On the specific implementation details:

  - Changing the Architecture format (as in adding colons there) seems
    like a non-starter, and I expect that would break lots of things
    (I mean it could be done but I'm not sure it's worth it for this).
    Recording this mostly as a hint than anything else, via another
    field (if necessary at all) I think would be best.
  - As covered in previous discussions, dpkg could (but I don't think
    it's necessary) check whether the .deb is runnable on the current
    hw, but that's tricky as chrootless installs need to be taken
    into account, etc. It should certainly not be part of dependency
    resolution.
  - I'm not fond of having to change the binary package name format
    either for this (name_version_arch.deb) even if at least dpkg
    itself does not care (but I know other tools do care), and
    depending on the format I'd expect things to break (this goes
    back to the shared pool concern).
  - If dpkg-architecture needs to be aware of this, then this might need
    to be auto-detectable from just the current toolchain being used.

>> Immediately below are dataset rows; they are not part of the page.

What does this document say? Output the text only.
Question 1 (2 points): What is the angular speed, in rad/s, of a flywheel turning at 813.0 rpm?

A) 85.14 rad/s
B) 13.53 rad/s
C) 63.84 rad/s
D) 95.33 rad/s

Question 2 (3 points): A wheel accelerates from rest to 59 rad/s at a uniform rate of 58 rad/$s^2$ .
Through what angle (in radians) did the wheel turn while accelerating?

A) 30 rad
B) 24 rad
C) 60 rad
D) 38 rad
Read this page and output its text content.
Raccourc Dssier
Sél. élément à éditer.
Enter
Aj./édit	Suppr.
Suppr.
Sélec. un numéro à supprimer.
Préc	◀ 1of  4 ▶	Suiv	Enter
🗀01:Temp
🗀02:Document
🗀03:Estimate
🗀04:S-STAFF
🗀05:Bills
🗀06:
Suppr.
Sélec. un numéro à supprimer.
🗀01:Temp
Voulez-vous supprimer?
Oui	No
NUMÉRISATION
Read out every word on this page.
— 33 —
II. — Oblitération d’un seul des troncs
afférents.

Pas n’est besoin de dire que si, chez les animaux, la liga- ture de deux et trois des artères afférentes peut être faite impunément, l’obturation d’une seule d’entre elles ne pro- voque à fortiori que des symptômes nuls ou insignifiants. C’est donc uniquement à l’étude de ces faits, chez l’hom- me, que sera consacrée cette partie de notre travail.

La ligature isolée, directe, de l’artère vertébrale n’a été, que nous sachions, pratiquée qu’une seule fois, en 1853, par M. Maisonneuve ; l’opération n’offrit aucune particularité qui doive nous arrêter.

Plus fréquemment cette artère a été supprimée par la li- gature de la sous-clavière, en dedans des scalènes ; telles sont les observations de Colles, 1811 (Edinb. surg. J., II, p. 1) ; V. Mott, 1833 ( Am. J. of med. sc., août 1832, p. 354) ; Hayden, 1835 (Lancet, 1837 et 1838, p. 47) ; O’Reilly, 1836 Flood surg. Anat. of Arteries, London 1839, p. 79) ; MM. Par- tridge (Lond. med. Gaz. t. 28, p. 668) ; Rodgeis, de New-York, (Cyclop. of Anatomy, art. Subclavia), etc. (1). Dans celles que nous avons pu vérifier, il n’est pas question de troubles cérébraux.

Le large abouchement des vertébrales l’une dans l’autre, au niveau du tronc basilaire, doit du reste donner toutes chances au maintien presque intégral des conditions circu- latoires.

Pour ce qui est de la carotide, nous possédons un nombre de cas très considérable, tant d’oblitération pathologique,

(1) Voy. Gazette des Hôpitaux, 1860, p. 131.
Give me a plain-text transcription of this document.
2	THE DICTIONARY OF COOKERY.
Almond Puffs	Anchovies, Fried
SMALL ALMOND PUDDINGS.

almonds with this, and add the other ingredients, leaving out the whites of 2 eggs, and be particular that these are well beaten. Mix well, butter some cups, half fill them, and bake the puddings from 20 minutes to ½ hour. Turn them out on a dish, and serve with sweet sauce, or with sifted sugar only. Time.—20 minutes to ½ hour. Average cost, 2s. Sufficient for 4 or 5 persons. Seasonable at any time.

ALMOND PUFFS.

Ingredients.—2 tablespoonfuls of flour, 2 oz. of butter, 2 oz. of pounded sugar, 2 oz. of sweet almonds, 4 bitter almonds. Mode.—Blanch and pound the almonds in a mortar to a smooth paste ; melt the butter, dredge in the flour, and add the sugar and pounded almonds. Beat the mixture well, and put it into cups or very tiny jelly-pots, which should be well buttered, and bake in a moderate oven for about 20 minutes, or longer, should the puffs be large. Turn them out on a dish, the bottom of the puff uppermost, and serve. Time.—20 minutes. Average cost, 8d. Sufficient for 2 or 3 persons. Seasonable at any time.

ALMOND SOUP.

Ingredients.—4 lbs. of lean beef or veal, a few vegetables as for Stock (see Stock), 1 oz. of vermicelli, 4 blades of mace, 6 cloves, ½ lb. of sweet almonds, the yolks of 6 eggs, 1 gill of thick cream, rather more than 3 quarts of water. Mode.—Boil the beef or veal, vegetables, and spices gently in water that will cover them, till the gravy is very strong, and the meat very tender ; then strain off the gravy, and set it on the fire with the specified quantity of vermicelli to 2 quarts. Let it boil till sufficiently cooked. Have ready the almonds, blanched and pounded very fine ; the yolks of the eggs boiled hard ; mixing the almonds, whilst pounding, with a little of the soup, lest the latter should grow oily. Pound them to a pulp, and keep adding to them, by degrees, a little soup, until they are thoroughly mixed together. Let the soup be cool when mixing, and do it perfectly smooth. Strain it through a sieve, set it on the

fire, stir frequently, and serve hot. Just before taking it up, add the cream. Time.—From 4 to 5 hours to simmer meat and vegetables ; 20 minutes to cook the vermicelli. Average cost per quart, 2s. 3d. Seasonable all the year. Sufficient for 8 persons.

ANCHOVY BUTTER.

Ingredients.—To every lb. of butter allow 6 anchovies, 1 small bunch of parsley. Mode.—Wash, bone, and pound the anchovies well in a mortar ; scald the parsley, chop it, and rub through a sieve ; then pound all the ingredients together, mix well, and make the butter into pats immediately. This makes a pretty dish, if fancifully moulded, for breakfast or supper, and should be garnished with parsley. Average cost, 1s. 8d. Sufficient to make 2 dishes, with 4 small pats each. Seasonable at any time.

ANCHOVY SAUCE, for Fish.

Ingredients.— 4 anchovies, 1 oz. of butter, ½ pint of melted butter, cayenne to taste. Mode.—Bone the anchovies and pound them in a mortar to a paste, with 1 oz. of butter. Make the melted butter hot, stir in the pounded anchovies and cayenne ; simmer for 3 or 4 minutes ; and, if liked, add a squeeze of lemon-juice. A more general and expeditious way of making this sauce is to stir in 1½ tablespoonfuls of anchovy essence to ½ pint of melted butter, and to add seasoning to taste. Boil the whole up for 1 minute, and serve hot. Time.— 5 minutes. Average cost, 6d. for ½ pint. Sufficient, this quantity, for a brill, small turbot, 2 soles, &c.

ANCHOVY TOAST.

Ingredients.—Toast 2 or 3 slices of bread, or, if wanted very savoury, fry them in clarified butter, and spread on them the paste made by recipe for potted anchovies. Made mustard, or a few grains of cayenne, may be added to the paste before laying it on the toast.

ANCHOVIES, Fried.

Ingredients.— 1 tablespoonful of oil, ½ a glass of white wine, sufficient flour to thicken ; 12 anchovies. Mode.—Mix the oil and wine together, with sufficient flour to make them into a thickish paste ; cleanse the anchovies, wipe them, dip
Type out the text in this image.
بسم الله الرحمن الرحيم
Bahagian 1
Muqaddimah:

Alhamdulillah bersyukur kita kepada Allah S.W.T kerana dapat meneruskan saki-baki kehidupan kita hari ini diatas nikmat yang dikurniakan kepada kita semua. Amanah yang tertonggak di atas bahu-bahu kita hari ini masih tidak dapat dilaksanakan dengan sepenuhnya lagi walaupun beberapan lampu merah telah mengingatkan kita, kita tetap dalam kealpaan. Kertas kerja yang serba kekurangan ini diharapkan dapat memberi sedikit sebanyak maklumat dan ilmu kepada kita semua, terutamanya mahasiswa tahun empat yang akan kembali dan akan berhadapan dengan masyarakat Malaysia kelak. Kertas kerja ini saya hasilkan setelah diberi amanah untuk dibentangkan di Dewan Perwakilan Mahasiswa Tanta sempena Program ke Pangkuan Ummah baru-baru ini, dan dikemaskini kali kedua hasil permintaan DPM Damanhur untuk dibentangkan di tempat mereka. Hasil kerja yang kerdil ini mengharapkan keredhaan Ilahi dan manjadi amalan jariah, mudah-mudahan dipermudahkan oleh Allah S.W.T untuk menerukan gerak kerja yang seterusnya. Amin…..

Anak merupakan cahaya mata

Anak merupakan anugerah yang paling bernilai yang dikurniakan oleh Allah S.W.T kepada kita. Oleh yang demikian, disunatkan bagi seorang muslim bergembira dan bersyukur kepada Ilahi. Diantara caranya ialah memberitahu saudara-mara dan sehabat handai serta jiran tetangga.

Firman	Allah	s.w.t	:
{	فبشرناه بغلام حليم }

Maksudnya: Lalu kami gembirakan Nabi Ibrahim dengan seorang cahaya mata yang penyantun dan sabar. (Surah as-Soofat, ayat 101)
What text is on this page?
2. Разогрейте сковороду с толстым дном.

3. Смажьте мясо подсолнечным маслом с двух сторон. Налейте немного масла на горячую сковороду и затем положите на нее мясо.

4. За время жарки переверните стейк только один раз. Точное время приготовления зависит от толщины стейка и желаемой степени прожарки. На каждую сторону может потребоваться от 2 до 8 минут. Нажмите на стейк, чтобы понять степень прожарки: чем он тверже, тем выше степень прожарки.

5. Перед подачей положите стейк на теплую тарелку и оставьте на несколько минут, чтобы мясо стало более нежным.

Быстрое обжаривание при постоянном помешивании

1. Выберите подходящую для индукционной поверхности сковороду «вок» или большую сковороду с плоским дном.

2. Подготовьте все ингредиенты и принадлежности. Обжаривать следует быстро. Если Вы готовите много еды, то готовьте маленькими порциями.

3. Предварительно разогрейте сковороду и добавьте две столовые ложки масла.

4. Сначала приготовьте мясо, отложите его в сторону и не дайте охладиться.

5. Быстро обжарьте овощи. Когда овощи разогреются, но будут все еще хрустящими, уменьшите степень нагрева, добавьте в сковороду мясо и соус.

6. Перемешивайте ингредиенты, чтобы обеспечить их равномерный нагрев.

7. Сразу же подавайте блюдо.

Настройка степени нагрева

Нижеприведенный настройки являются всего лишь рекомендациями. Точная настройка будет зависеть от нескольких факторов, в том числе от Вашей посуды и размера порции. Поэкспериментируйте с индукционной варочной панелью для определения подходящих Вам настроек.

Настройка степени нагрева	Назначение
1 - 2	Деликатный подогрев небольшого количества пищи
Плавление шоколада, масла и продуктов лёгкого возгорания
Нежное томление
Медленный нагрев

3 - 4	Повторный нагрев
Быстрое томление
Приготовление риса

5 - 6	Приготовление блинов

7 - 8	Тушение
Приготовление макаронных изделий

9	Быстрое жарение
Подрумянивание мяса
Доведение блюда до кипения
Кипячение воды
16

Some of the above problems could perhaps be avoided if we introduced
a concept of architecture aliases/ISAs (similar to what rpm has), which
would side-step the pool sharing issue, the binary package renaming,
etc. One big issue with this is that it requires for dpkg to have an
exhaustive table of all such aliases, and if there's ever a new alias
added, old dpkg versions need to be updated or they will not understand
what they match with. So this does not seem ideal either. So I guess this
is a variation over your proposal, but perhaps this could still be used
in specific contexts, say only at build-time (but not for dependency
relationships), for repo management (say binary-arm64v9/Packages.xz),
or binary package names where the field would specify the actual name
for the filename, say:

   Architecture: arm64
   ArchitectureIsa: arm64v9

or maybe better:

   Architecture: arm64
   ArchitectureIsa: v9

resulting in dpkg-deb generating:

   binpkg_1.0-1_arm64v9.deb

but targeting arm64. I also think I prefer naming this explicitly as ISA
variants, if you will, than just architecture variants as that gives
way too much room (which perhaps we want, but then that has other
implications over compatibility), and for the field perhaps just Isa is
better, to avoid the implicit repetition of
ArchitectureInstructionSetArchitecture :), but that makes it less easy
to associate both as related.

I have thought more about this and I'm not particularly fond of the
ArchitectureIsa name. While *this specific use case* is a variant of
the architecture instruction set; you could just as well build other
variants such as "compiled with -O3", "compiled with frame pointers",
"compiled with -O0", or other shenanigans (I haven't thought about
others outside compiler flags)

or
 - DistroBuiltWithClang, e.g. using libc++ instead of libstdc++.
 - distro built with some of the sanitizers turned on by default

Hence I prefer Architecture-Variant, Subarchitecture, or anything
like that rather than have to invent another field or abuse this
one the next time we want to build a special variant of an architecture
with special optimizations for a special customer or whatnot.

yes, it sounds like a bit too specific.